Amid Collapse, Funcinpec Calls for Election Probe

Funcinpec secretary-general Nhiek Bun Chhay said Monday that the party’s permanent committee had decided to send a letter to the National Election Committee (NEC) today to re­quest an investigation into election irregularities.

Mr. Bun Chhay said the decision came after the committee held a meeting to discuss the preliminary results of the national election released by the NEC on Monday, which again suggested that the royalist party had failed to win a single seat in the National Assembly for the first time since it won the 1993 election.

“I think that if the NEC investigates irregularities on election day, Funcinpec will get some seats,” Mr. Bun Chhay said after the meeting Monday.

He added, however, that if Funcinpec does not win any seats after such an investigation, he would simply leave politics and resume his position in the military.

“If Funcinpec does not gain any seats, I still have another position inside the Royal Cam­bodian Armed Forces as a four-star general, so I will automatically enter into that position,” he said.

Mr. Bun Chhay first came to lead Funcinpec—which served as the senior coalition partner with the CPP until 1998—after a similar issue over election irregularities divided the depleted party after it won two seats at the 2008 election.

In July 2008, Funcinpec signed a joint declaration with the opposition parties stating that the CPP and NEC had “rigged” the election for the ruling party.

The move led the ruling CPP to say it would only form a coalition with a Funcinpec led by Mr. Bun Chhay, and not one led by the party’s then-president, Keo Puth Rasmey.
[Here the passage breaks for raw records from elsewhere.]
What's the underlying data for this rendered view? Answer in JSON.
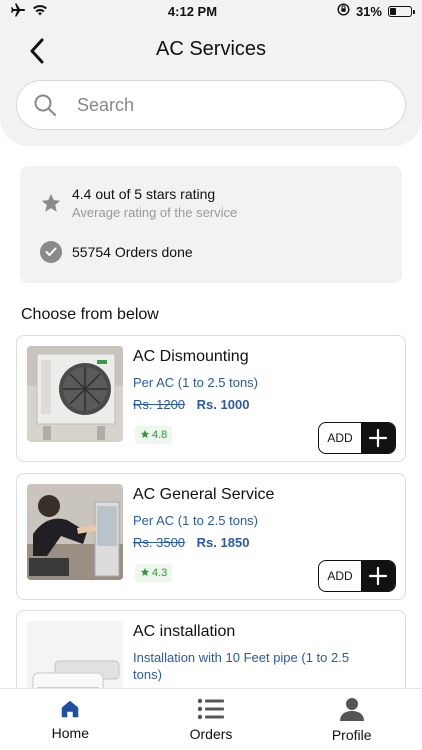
{
  "status_bar": {
    "time": "4:12 PM",
    "battery_text": "31%",
    "battery_level": 0.31
  },
  "header": {
    "title": "AC Services"
  },
  "search": {
    "placeholder": "Search"
  },
  "rating": {
    "title": "4.4 out of 5 stars rating",
    "subtitle": "Average rating of the service",
    "orders": "55754 Orders done"
  },
  "section_title": "Choose from below",
  "services": [
    {
      "name": "AC Dismounting",
      "desc": "Per AC (1 to 2.5 tons)",
      "old_price": "Rs. 1200",
      "new_price": "Rs. 1000",
      "rating": "4.8",
      "add_label": "ADD"
    },
    {
      "name": "AC General Service",
      "desc": "Per AC (1 to 2.5 tons)",
      "old_price": "Rs. 3500",
      "new_price": "Rs. 1850",
      "rating": "4.3",
      "add_label": "ADD"
    },
    {
      "name": "AC installation",
      "desc": "Installation with 10 Feet pipe (1 to 2.5 tons)"
    }
  ],
  "nav": {
    "home": "Home",
    "orders": "Orders",
    "profile": "Profile"
  },
  "colors": {
    "accent": "#2a5aa6",
    "active_nav": "#1d4fa3",
    "rating_green": "#2e9a3c"
  }
}
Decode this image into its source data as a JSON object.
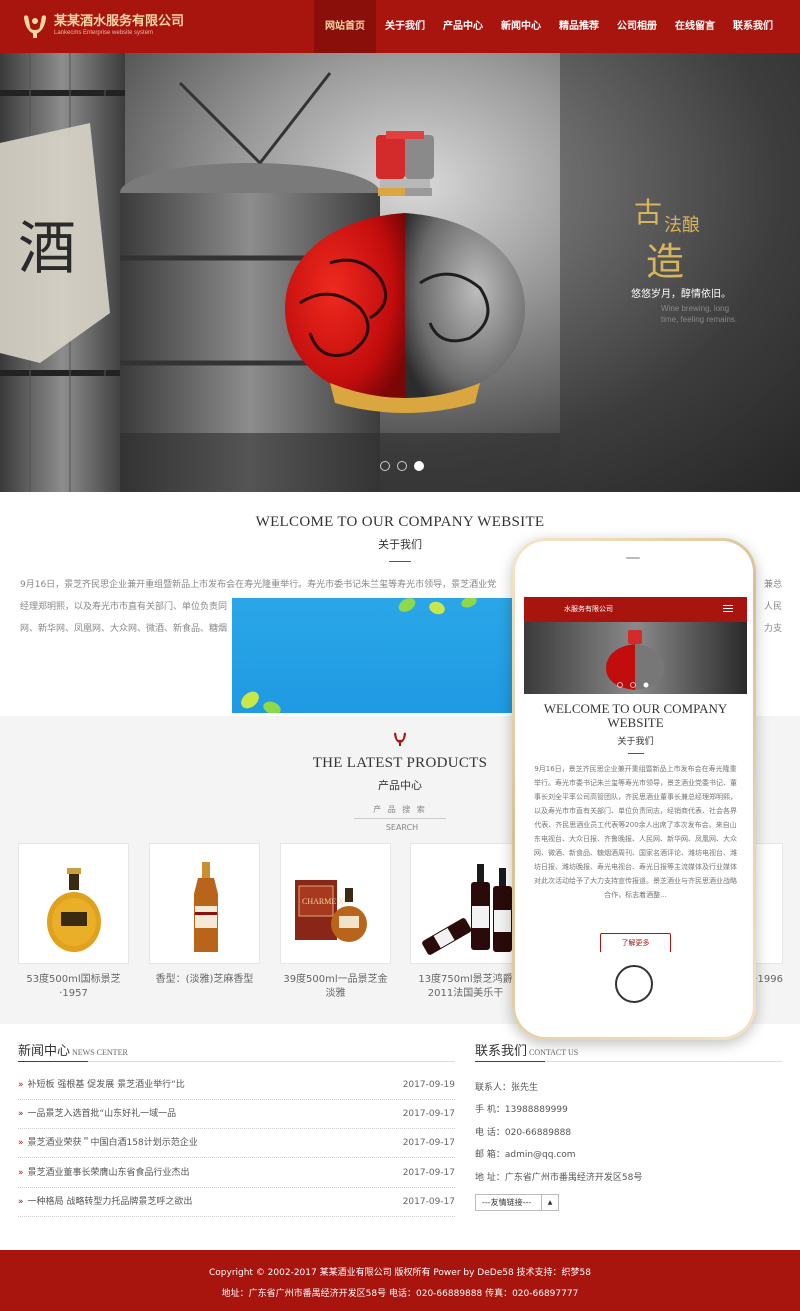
{
  "header": {
    "company_name": "某某酒水服务有限公司",
    "company_name_en": "Lankecms Enterprise website system",
    "nav": [
      "网站首页",
      "关于我们",
      "产品中心",
      "新闻中心",
      "精品推荐",
      "公司相册",
      "在线留言",
      "联系我们"
    ],
    "active_nav": "网站首页"
  },
  "banner": {
    "wall_char": "酒",
    "slogan_1": "古",
    "slogan_2": "法酿",
    "slogan_3": "造",
    "tagline": "悠悠岁月，醇情依旧。",
    "tagline_en": "Wine brewing, long time, feeling remains.",
    "slides": 3,
    "active_slide": 3
  },
  "about": {
    "title": "WELCOME TO OUR COMPANY WEBSITE",
    "subtitle": "关于我们",
    "text_line1": "9月16日，景芝齐民思企业兼开重组暨新品上市发布会在寿光隆重举行。寿光市委书记朱兰玺等寿光市领导，景芝酒业党",
    "text_line1_end": "兼总",
    "text_line2": "经理郑明熙，以及寿光市市直有关部门、单位负责同",
    "text_line2_end": "人民",
    "text_line3": "网、新华网、凤凰网、大众网、微酒、新食品、糖烟",
    "text_line3_end": "力支"
  },
  "products": {
    "title": "THE LATEST PRODUCTS",
    "subtitle": "产品中心",
    "search_label": "产 品 搜 索",
    "search_en": "SEARCH",
    "items": [
      {
        "caption": "53度500ml国标景芝·1957"
      },
      {
        "caption": "香型：(淡雅)芝麻香型"
      },
      {
        "caption": "39度500ml一品景芝金淡雅",
        "label": "CHARME XO"
      },
      {
        "caption": "13度750ml景芝鸿爵2011法国美乐干"
      },
      {
        "caption": ""
      },
      {
        "caption": "·1996"
      }
    ]
  },
  "phone": {
    "company_name": "水服务有限公司",
    "title": "WELCOME TO OUR COMPANY WEBSITE",
    "subtitle": "关于我们",
    "text": "9月16日，景芝齐民思企业兼开重组暨新品上市发布会在寿光隆重举行。寿光市委书记朱兰玺等寿光市领导，景芝酒业党委书记、董事长刘全平率公司高管团队，齐民思酒业董事长兼总经理郑明熙，以及寿光市市直有关部门、单位负责同志，经销商代表、社会各界代表、齐民思酒业员工代表等200余人出席了本次发布会。来自山东电视台、大众日报、齐鲁晚报、人民网、新华网、凤凰网、大众网、微酒、新食品、糖烟酒周刊、国家名酒评论、潍坊电视台、潍坊日报、潍坊晚报、寿光电视台、寿光日报等主流媒体及行业媒体对此次活动给予了大力支持宣传报道。景芝酒业与齐民思酒业战略合作，标志着酒整...",
    "button": "了解更多"
  },
  "news": {
    "title": "新闻中心",
    "title_en": "NEWS CENTER",
    "items": [
      {
        "title": "补短板 强根基 促发展 景芝酒业举行“比",
        "date": "2017-09-19"
      },
      {
        "title": "一品景芝入选首批“山东好礼一域一品",
        "date": "2017-09-17"
      },
      {
        "title": "景芝酒业荣获＂中国白酒158计划示范企业",
        "date": "2017-09-17"
      },
      {
        "title": "景芝酒业董事长荣膺山东省食品行业杰出",
        "date": "2017-09-17"
      },
      {
        "title": "一种格局 战略转型力托品牌景芝呼之欲出",
        "date": "2017-09-17"
      }
    ]
  },
  "contact": {
    "title": "联系我们",
    "title_en": "CONTACT US",
    "person": "联系人：张先生",
    "mobile": "手 机：13988889999",
    "phone": "电 话：020-66889888",
    "email": "邮 箱：admin@qq.com",
    "address": "地 址：广东省广州市番禺经济开发区58号",
    "links_select": "---友情链接---"
  },
  "footer": {
    "line1": "Copyright © 2002-2017 某某酒业有限公司 版权所有 Power by DeDe58 技术支持：织梦58",
    "line2": "地址：广东省广州市番禺经济开发区58号 电话：020-66889888 传真：020-66897777"
  },
  "colors": {
    "brand_red": "#a8150f",
    "gold": "#d8b45a",
    "ad_blue": "#1f9ae3"
  }
}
Mr. Puth Rasmey, King Father Norodom Sihanouk’s son-in-law, was temporarily moved aside to make room for Mr. Bun Chhay, who would lead the party’s delegation of two in the National Assembly.

Prince Sisowath Thomico, a founding member of Funcinpec who defected to the opposition CNRP earlier this year and ran as the party’s lawmaker candidate in Preah Sihanouk province, said Monday that Funcinpec’s destruction as a political party could lead to its rebirth as it sheds members close to the CPP and moves back to the ideals of its more royalist early days.

“I believe there are still many people within Funcinpec—all of them came from the front that used to fight for independence, neutrality, for democracy—including [Funcinpec prime ministerial candidate] Princess Arunrak­smey, who have this kind of spirit,” he said, referring to Funcinpec’s incarnation as a resistance movement that fought the government of Prime Minister Hun Sen during the 1980s.

“For them, [the task is] to rebuild their strength and rebuild the confidence among the people.”

Prince Sirirath, also a founding member of Funcinpec, said that the depleted party may consider entering into partnership with the CNRP after the final election results were confirmed, but was more pessimistic about the party’s chances of remaking itself as an independent party.

“We have to try our best,” he said Monday. “We have another five years to go to improve and develop our party to be seen as a truly independent party.”

But the prince said that the task could be difficult, with members of Funcinpec who left the party over the years due to its relationship with the CPP having since helped usurp Funcinpec’s position as the alternative to the ruling party.

“These people like Kem Sokha, who is a good man, and Sam Rainsy, who is a good man, they saw the danger if we continued to abide by everything the ruling party did,” he said, referring to the vice president and president of the CNRP respectively.

Mr. Sokha served as a Funcinpec senator between 1999 and 2002 and Mr. Rainsy served as the minister of finance for Funcinpec in the first mandate between 1993 and 1994.

“These two people are very smart—they left the party before the party was destroyed,” Prince Sirirath said. “Some of us did not see this coming.”